Maybe last weekend’s game in Kinnick matched the two schools with fan bases that really appreciate and understand the power of the power football, meaning winning games through the physical marriage of running game, offensive line and rush defense.
At this point in time, Wisconsin is better than Iowa (5-4, 2-3 Big Ten) in all of that. Beyond the recent result in which the Badgers outrushed the Hawkeyes by a near 2-to-1 margin (218 yards to 115), Wisconsin has gone to the last three Rose Bowls. Iowa finished 4-8 in 2012.
Iowa’s offense has made incremental improvement over 2012. Iowa is gaining more yards, running more plays and scoring more points than it did last season. It rotated Indiana and Penn State off the schedule and picked up Ohio State and Wisconsin, but after nine games, Iowa is one game up on where it was last season, holding a 5-4 record compared to last season’s 4-5. Last season after week nine, Iowa was in the middle of a six-game losing streak. This year, the Hawkeyes have an excellent chance to clinch bowl eligibility Saturday at Purdue (1-7, 0-4), a team with a first-year coach in Darrell Hazell and a team that is, hands down, the worst in the conference this year.
Quarterback Jake Rudock (sprained knee) and running back Mark Weisman (foot, upper body) didn’t finish last weekend’s game, but Ferentz said he expects both to return for Purdue (11 a.m., Big Ten Network).
This isn’t a stat, but this year’s Hawkeyes have put themselves in position to give them a better chance to win games. Against the Badgers, Iowa won the coin flip and deferred because of a 12 mph wind whipping through Kinnick. Iowa had an average starting field position of its 44-yard line in the first half, penetrating UW’s red zone (inside the 20) twice, and came away with just two field goals.

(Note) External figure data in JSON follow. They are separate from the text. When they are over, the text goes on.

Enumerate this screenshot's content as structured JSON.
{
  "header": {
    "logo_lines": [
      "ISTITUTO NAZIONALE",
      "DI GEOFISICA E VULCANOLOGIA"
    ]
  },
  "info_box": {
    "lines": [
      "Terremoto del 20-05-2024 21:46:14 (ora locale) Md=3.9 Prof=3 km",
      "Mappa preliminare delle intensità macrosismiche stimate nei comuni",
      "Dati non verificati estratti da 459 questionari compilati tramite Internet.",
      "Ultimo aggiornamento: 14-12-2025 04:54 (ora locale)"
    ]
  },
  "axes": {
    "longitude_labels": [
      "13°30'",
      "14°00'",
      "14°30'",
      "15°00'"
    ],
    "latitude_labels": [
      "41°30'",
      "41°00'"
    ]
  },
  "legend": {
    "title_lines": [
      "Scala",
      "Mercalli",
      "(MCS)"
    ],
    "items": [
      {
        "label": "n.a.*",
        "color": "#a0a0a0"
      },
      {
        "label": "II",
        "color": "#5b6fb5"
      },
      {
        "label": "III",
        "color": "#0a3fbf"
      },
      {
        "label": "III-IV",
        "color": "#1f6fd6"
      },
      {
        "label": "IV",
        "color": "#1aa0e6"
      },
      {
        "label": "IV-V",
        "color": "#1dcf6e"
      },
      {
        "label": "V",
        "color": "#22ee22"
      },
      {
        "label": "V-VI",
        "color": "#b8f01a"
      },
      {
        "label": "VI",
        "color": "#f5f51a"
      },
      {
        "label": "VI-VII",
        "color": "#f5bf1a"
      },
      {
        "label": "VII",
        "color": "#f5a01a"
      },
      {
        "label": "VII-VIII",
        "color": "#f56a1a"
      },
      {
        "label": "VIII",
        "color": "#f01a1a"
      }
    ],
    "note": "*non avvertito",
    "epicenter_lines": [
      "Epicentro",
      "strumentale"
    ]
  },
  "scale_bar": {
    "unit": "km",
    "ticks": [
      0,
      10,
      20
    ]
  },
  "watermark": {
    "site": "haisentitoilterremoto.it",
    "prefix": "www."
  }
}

That’s not the kind of offensive football that’s going to generate enough electricity to run a popcorn popper at Kinnick.
“The first half came down to us being in the red zone twice, not being able to come out with a touchdown,” Ferentz said, “and a couple of self-inflicted wounds on both possessions.”
If you boil the game and what drive noise in stadiums, it’s touchdowns. It’s running backs scoring on big runs and/or quarterbacks dropping a pass into an open receiver’s hands. It’s an offense executing and crossing the goal line.
Against FBS teams this year, Iowa is 99th in the nation in offensive TDs per game with 2.2. In the last three games, Iowa is 124th in the country with 3.3 points in the second half.
Through nine games, Iowa’s numbers are up in every category, including scoring at 25.3 points a game to 20.4. Iowa is one game better than it was a year ago and the topic of conversation is stadium experience.
What Iowa does on offense and has done and will do under Ferentz is, as always, a lot more salable when Iowa wins. The fact that Iowa is 5-8 at Kinnick in the last two seasons doesn’t do a lot for stadium experience.
“Our goal is to amp it up a little bit more,” said Kirk Ferentz when asked about exactly what’s lacking in Kinnick’s game day. “We’re on that path now, we’ll be there next September.”